The project comes amidst intense policy interest in better joining up health and social care in England. It will be delivered by the Nuffield Trust, Picker Institute Europe, The King’s Fund, International Foundation for Integrated Care and National Voices.
The project, which is funded by the Aetna Foundation, is designed to help health and care providers to improve the coordination of care. To do this, a survey tool will be developed to measure how older people and service users experience care when it is delivered by multiple organisations.
This work will allow health and social care services in the UK and internationally to measure the quality of integrated care from the perspective of their users.
Better joined up health and social care services is a priority for most modern health care systems and the English NHS is no exception
As joined up care is critical for older people with long-term conditions such as dementia and diabetes, and for those with multi-morbidities, the tool will be designed to understand the perspectives of people aged 65 and over with at least one long-term condition.

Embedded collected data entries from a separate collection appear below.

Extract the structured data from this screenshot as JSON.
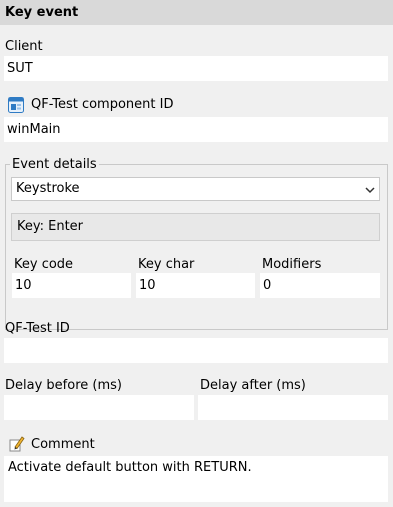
{
  "header": {
    "title": "Key event"
  },
  "client": {
    "label": "Client",
    "value": "SUT"
  },
  "component": {
    "label": "QF-Test component ID",
    "value": "winMain",
    "icon": "component-icon"
  },
  "event_details": {
    "legend": "Event details",
    "event_type": "Keystroke",
    "key_display": "Key: Enter",
    "key_code": {
      "label": "Key code",
      "value": "10"
    },
    "key_char": {
      "label": "Key char",
      "value": "10"
    },
    "modifiers": {
      "label": "Modifiers",
      "value": "0"
    }
  },
  "qftest_id": {
    "label": "QF-Test ID",
    "value": ""
  },
  "delay_before": {
    "label": "Delay before (ms)",
    "value": ""
  },
  "delay_after": {
    "label": "Delay after (ms)",
    "value": ""
  },
  "comment": {
    "label": "Comment",
    "value": "Activate default button with RETURN.",
    "icon": "pencil-icon"
  }
}
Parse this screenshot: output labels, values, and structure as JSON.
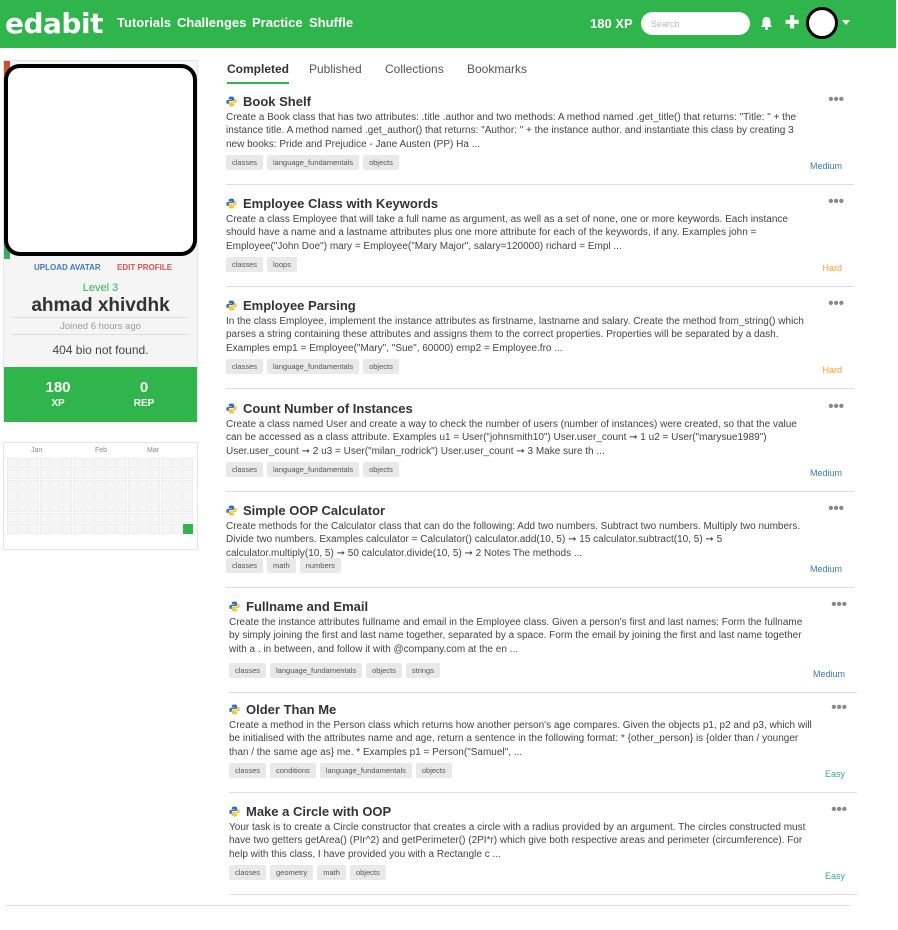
{
  "header": {
    "logo": "edabit",
    "nav": [
      "Tutorials",
      "Challenges",
      "Practice",
      "Shuffle"
    ],
    "xp": "180 XP",
    "search_placeholder": "Search"
  },
  "profile": {
    "upload_avatar": "Upload Avatar",
    "edit_profile": "Edit Profile",
    "level": "Level 3",
    "name": "ahmad xhivdhk",
    "joined": "Joined 6 hours ago",
    "bio": "404 bio not found.",
    "xp_value": "180",
    "xp_label": "XP",
    "rep_value": "0",
    "rep_label": "REP"
  },
  "heatmap": {
    "months": [
      "Jan",
      "Feb",
      "Mar"
    ]
  },
  "tabs": [
    "Completed",
    "Published",
    "Collections",
    "Bookmarks"
  ],
  "challenges": [
    {
      "title": "Book Shelf",
      "description": "Create a Book class that has two attributes: .title .author and two methods: A method named .get_title() that returns: \"Title: \" + the instance title. A method named .get_author() that returns: \"Author: \" + the instance author. and instantiate this class by creating 3 new books: Pride and Prejudice - Jane Austen (PP) Ha ...",
      "tags": [
        "classes",
        "language_fundamentals",
        "objects"
      ],
      "difficulty": "Medium"
    },
    {
      "title": "Employee Class with Keywords",
      "description": "Create a class Employee that will take a full name as argument, as well as a set of none, one or more keywords. Each instance should have a name and a lastname attributes plus one more attribute for each of the keywords, if any. Examples john = Employee(\"John Doe\") mary = Employee(\"Mary Major\", salary=120000) richard = Empl ...",
      "tags": [
        "classes",
        "loops"
      ],
      "difficulty": "Hard"
    },
    {
      "title": "Employee Parsing",
      "description": "In the class Employee, implement the instance attributes as firstname, lastname and salary. Create the method from_string() which parses a string containing these attributes and assigns them to the correct properties. Properties will be separated by a dash. Examples emp1 = Employee(\"Mary\", \"Sue\", 60000) emp2 = Employee.fro ...",
      "tags": [
        "classes",
        "language_fundamentals",
        "objects"
      ],
      "difficulty": "Hard"
    },
    {
      "title": "Count Number of Instances",
      "description": "Create a class named User and create a way to check the number of users (number of instances) were created, so that the value can be accessed as a class attribute. Examples u1 = User(\"johnsmith10\") User.user_count ➞ 1 u2 = User(\"marysue1989\") User.user_count ➞ 2 u3 = User(\"milan_rodrick\") User.user_count ➞ 3 Make sure th ...",
      "tags": [
        "classes",
        "language_fundamentals",
        "objects"
      ],
      "difficulty": "Medium"
    },
    {
      "title": "Simple OOP Calculator",
      "description": "Create methods for the Calculator class that can do the following: Add two numbers. Subtract two numbers. Multiply two numbers. Divide two numbers. Examples calculator = Calculator() calculator.add(10, 5) ➞ 15 calculator.subtract(10, 5) ➞ 5 calculator.multiply(10, 5) ➞ 50 calculator.divide(10, 5) ➞ 2 Notes The methods ...",
      "tags": [
        "classes",
        "math",
        "numbers"
      ],
      "difficulty": "Medium"
    },
    {
      "title": "Fullname and Email",
      "description": "Create the instance attributes fullname and email in the Employee class. Given a person's first and last names: Form the fullname by simply joining the first and last name together, separated by a space. Form the email by joining the first and last name together with a . in between, and follow it with @company.com at the en ...",
      "tags": [
        "classes",
        "language_fundamentals",
        "objects",
        "strings"
      ],
      "difficulty": "Medium"
    },
    {
      "title": "Older Than Me",
      "description": "Create a method in the Person class which returns how another person's age compares. Given the objects p1, p2 and p3, which will be initialised with the attributes name and age, return a sentence in the following format: * {other_person} is {older than / younger than / the same age as} me. * Examples p1 = Person(\"Samuel\", ...",
      "tags": [
        "classes",
        "conditions",
        "language_fundamentals",
        "objects"
      ],
      "difficulty": "Easy"
    },
    {
      "title": "Make a Circle with OOP",
      "description": "Your task is to create a Circle constructor that creates a circle with a radius provided by an argument. The circles constructed must have two getters getArea() (PIr^2) and getPerimeter() (2PI*r) which give both respective areas and perimeter (circumference). For help with this class, I have provided you with a Rectangle c ...",
      "tags": [
        "classes",
        "geometry",
        "math",
        "objects"
      ],
      "difficulty": "Easy"
    }
  ]
}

This tool will be a reliable, valid, and easy-to-use instrument suitable for use by different kinds of local services, not restricted to one type of provider. The survey tool will be developed and tested amongst older patients and service users in England.
It is hoped that the work will support improvements in the commissioning and delivery of well-coordinated, integrated care locally in the UK, and be of relevance to other user groups and for quality improvement efforts internationally.
The work, which gets underway this month, will be based on a literature review combined with input from patients/service users and their representative groups. This will be followed by the development of a tailored questionnaire that will be fully piloted and tested. The final tool set will be available for use in the summer of 2015.
Don Redding, Director of Policy at National Voices said:
“When care is fragmented it affects patients and carers and can have a detrimental impact on their quality of life. But we currently have no way to assess the experience of service users with regard to care coordination. This is a major gap both here and in other countries, which this tool will help to fill.”
“Better joined up health and social care services is a priority for most modern health care systems and the English NHS is no exception.
“With a series of Government and locally-led initiatives currently underway to encourage more coordinated care, this work will provide us with a robust way of establishing baselines and measuring progress from the perspective of patients and service users themselves.”